2: Use the smbpasswd command to set the samba server password for the account just created. Web teaching
Note: When using the smbpasswd command to modify the user password. The local system user account of the modified samba account must already exist.
#smbpasswd zjz
Restart the samba service. USER level server configuration is complete.
Note: If mutual access between WIN computer and Samba resources cannot be achieved. You can add the other party's host name and IP address to their respective hosts, and then test again: the method is as follows:
Add: win-IP Win hostname (192.168.0.11 mywinpc) in Linux system/etc/hosts
Add: win-IP Win—hostname in Windows system c:windowshosts
Configure server- level servers
Server level security is higher than USER level. Modify based on suer level configuration:
security=server
Add to:
Password server = libtserver >>>>>>>> Password server, here we use the win2k primary domain controller "libserver" as the password server. Of course, you can also use another samba server as the password server.

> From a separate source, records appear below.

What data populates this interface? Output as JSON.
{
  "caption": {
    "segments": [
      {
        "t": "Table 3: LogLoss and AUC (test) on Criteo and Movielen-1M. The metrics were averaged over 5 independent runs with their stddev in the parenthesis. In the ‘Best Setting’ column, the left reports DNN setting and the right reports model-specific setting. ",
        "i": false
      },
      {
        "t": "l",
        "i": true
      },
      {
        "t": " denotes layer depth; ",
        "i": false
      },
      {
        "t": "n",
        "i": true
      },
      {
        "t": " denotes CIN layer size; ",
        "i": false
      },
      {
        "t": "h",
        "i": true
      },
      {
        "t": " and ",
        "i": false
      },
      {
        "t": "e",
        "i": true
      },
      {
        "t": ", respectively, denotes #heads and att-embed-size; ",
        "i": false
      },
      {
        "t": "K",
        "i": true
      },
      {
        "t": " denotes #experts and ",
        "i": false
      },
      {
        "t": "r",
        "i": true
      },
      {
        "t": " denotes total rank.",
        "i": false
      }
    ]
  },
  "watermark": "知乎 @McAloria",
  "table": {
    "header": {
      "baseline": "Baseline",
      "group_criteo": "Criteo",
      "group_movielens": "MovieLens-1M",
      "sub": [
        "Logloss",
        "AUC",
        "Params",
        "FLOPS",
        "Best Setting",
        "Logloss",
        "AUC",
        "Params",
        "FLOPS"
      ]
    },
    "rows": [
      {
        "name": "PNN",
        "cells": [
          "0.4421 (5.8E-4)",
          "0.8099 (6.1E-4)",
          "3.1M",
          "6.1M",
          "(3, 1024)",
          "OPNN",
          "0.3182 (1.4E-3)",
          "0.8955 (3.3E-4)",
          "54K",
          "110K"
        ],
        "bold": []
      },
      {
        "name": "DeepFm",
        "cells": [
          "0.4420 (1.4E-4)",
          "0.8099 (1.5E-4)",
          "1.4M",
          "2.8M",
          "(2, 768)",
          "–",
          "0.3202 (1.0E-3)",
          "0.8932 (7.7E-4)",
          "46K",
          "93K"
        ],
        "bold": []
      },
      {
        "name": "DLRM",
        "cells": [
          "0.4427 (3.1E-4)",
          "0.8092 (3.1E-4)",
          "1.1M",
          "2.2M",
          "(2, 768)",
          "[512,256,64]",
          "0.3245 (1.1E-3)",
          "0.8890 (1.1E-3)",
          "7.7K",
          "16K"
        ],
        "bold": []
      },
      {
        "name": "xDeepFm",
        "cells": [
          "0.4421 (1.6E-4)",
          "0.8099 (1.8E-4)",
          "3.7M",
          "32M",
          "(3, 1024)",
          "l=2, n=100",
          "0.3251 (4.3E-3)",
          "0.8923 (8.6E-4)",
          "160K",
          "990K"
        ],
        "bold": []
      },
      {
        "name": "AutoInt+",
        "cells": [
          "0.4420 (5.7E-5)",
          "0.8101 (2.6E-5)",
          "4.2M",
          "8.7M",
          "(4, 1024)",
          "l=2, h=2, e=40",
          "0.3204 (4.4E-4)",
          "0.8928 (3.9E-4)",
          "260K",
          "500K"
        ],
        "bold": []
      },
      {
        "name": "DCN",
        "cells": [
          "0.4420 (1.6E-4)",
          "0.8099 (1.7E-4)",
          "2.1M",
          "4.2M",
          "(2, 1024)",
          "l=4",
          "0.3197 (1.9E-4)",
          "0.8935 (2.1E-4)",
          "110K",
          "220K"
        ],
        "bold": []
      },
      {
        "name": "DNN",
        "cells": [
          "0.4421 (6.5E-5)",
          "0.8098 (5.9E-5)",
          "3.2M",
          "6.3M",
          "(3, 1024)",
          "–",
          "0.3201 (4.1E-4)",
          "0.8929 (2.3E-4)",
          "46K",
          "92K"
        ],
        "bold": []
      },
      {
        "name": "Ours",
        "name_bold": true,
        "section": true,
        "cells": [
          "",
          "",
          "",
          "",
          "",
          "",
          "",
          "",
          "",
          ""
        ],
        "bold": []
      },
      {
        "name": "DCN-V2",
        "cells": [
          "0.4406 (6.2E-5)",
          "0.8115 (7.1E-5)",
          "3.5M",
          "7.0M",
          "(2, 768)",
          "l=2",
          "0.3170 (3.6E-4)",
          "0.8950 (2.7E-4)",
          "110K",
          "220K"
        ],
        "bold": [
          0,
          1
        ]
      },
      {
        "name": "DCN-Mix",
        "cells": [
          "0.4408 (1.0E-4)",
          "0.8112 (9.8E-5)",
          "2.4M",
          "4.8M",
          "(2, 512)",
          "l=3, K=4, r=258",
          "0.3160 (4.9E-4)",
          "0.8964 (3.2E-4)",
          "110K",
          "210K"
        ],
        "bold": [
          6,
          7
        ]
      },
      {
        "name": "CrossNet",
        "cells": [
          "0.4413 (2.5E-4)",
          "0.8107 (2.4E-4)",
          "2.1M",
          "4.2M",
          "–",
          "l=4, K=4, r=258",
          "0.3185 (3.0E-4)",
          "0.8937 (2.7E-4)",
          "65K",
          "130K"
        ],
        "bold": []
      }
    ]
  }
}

Comment out smbpasswd file = /etc/samba/smbpasswd
After setting up, use testparm and smbclient commands to debug. In this way, when a win NT/98 computer logs in to the libserver domain server, it also logs in to the Samba Server . However, the user account and password at this time should be the same on libserver and Samba server. If it is a computer that has joined the libserver primary domain controller, you can enter the user account and password to open the Samba Server shared file. Although other computers are on the same network segment as the samba server, if you do not need to log in with the user account and password shared by libtserver and samba server. You cannot access samba.